Benefit applications have exceeded a normal UK level by 10 times as people are losing jobs under coronavirus lockdown.
Around 950,000 people in the UK have applied for Universal Credit benefits in the two weeks since Prime Minister Boris Johnson asked people to stay home to limit the spread of coronavirus. Not all employers decide to apply for temporary 80% wage reimbursement under the Coronavirus Job Retention Scheme after many businesses, shops, restaurants and bars were forced to close due to imposed lockdown.
Universal Credit has a waiting period of at least five weeks.
There are normally around 100,000 applicants per two-week period. The scale of the coming surge in UK unemployment as a result of the coronavirus outbreak was laid bare in parliament last week as officials revealed almost half a million people had registered in the first nine days after the lockdown to claim the main welfare benefit. 105,000 benefit applicants registered last Tuesday alone.
The government has moved 10,000 staff to process the increased claims and is recruiting more. “With such a huge increase in claims there are pressures on our services, but the system is standing up well to these and our dedicated staff are working flat-out to get people the support they need,” said the Department of Work and Pensions (DWP).
The number of Universal Credit claimants is not a proxy for unemployment figures as it is possible to apply while still in work, the DWP said. Some of the claims were from people who are still working but on lower pay and some from people furloughed from their companies and ready to start work immediately once the health crisis is over.
However, a YouGov survey on March 24 found that one in 20 people in Britain had already lost their job due to coronavirus. According to the estimates by the Financial Times, if every claim represented someone made redundant, the unemployment rate would have risen to 6.7%, compared with 3.9% at start of year.
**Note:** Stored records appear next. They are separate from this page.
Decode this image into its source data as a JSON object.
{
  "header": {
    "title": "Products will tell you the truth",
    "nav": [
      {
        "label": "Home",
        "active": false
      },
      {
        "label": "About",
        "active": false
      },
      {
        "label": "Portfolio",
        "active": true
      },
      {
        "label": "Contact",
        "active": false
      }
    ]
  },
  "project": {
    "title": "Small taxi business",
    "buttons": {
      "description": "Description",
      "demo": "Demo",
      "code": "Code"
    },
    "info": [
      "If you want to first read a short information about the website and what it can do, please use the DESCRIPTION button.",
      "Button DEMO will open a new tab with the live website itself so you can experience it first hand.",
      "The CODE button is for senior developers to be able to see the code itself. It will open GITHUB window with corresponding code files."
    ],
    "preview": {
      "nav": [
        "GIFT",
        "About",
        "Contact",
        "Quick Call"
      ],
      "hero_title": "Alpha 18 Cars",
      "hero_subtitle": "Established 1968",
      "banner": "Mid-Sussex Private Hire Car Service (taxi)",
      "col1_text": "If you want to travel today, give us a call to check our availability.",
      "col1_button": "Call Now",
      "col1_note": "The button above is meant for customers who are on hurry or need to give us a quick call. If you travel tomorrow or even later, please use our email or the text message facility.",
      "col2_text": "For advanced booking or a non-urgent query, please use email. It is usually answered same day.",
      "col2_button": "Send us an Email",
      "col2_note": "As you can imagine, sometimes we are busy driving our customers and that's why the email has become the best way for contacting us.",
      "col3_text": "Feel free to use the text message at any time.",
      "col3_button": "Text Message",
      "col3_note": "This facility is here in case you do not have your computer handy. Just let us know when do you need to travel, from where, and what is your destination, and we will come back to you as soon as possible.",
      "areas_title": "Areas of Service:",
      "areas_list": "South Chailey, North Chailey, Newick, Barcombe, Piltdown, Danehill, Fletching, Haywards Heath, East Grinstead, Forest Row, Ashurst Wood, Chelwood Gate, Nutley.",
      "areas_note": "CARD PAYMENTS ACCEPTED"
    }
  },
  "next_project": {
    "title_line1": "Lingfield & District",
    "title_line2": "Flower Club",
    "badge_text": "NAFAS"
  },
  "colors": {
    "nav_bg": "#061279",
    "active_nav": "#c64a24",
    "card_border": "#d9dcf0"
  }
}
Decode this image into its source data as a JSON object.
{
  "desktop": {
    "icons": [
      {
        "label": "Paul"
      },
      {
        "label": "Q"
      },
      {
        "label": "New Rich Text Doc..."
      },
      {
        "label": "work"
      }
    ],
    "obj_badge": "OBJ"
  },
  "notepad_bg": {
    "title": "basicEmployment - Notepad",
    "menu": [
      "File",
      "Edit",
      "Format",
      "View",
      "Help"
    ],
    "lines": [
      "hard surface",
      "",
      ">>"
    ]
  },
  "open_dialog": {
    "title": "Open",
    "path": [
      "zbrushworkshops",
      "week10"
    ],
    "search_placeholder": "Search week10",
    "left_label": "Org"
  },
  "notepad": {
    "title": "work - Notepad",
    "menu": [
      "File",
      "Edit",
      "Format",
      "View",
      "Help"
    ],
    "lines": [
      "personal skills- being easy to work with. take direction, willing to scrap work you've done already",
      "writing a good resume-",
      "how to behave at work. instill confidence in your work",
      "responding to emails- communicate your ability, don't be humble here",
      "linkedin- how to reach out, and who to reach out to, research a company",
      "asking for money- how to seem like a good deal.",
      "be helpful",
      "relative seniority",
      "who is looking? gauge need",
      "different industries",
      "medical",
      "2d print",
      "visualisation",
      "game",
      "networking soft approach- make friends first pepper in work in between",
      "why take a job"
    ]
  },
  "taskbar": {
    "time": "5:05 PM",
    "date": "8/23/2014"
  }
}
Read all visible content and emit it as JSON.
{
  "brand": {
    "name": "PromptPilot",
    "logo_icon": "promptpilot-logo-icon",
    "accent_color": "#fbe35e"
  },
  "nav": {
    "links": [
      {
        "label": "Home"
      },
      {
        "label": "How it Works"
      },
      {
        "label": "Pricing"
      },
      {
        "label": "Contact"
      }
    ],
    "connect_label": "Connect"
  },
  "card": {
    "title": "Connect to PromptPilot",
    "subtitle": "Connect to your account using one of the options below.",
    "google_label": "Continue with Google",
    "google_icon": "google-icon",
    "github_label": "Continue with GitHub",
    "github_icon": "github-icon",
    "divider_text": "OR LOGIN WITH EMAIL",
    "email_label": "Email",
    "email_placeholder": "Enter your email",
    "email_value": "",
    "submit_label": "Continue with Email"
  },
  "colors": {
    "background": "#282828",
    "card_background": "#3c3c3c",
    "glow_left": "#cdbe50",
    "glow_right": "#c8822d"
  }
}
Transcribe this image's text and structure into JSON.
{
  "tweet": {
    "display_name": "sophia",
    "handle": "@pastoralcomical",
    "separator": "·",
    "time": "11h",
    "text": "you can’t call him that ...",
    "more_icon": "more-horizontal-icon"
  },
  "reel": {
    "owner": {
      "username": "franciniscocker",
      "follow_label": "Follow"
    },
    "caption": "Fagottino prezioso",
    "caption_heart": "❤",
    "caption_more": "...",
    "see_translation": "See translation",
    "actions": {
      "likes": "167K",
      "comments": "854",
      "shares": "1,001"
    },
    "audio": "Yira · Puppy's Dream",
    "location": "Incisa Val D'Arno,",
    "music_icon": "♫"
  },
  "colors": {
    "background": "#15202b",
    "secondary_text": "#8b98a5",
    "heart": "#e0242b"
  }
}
Last week, the number of Americans filing for unemployment benefit reached a record high of 3.3m in the week ending March 21, dwarfing the previous peak of 665,000 in a week in 1982. Norway has seen its unemployment rate soar from 2.3% to 10.4% in March, the highest level since the second world war.
With such a sharp rise in claims at the very beginning of the coronavirus pandemic, the current economic crisis can be forcing people out of work much faster than in the global financial crisis of 2008-09. Paul Dales, UK economist at Capital Economics, said that if the rate of increase continued at this pace, the UK unemployment rate could exceed 10% by mid-April, a rate not seen in the UK for 26 years.
Different options were considered by Chancellor of the Exchequer Rishi Sunak to improve the UK’s safety net to help people withstand the negative consequences of the economic crisis: making statutory sick pay and welfare system more generous, channelling wage subsidies to employers based on the existing model of statutory maternity pay, and even cash handouts as a version of a “universal basic income”. So far, the government has announced a number of measures to save businesses and self-employed, but no decision was made to compensate dismissed people their lost income to an extent similar to 80% wage reimbursement capped at £2,500 for furloughed employees or the self-employed.
Millions of jobs are at risk in sectors exposed to the UK’s shutdown of social activities with more than 200,000 people working in the leisure and hospitality sectors having been laid off since mid-February. About a quarter of the UK’s workforce is employed in sectors where demand has shrunk due to the government instructions to minimise social contact because of coronavirus. About 5m people work in retail, 2.5m in accommodation and food services, and more than 1m in arts, entertainment and recreation, with another 1m in other service activities, many consumer-facing.
“Our analysis suggests in excess of 1m jobs are now on the line,” said Kate Nicholls, chief executive of trade body UKHospitality last month. “Job cuts are extraordinarily deep and they are happening now. What the sector urgently needs is a package of support and funding to keep people in employment.”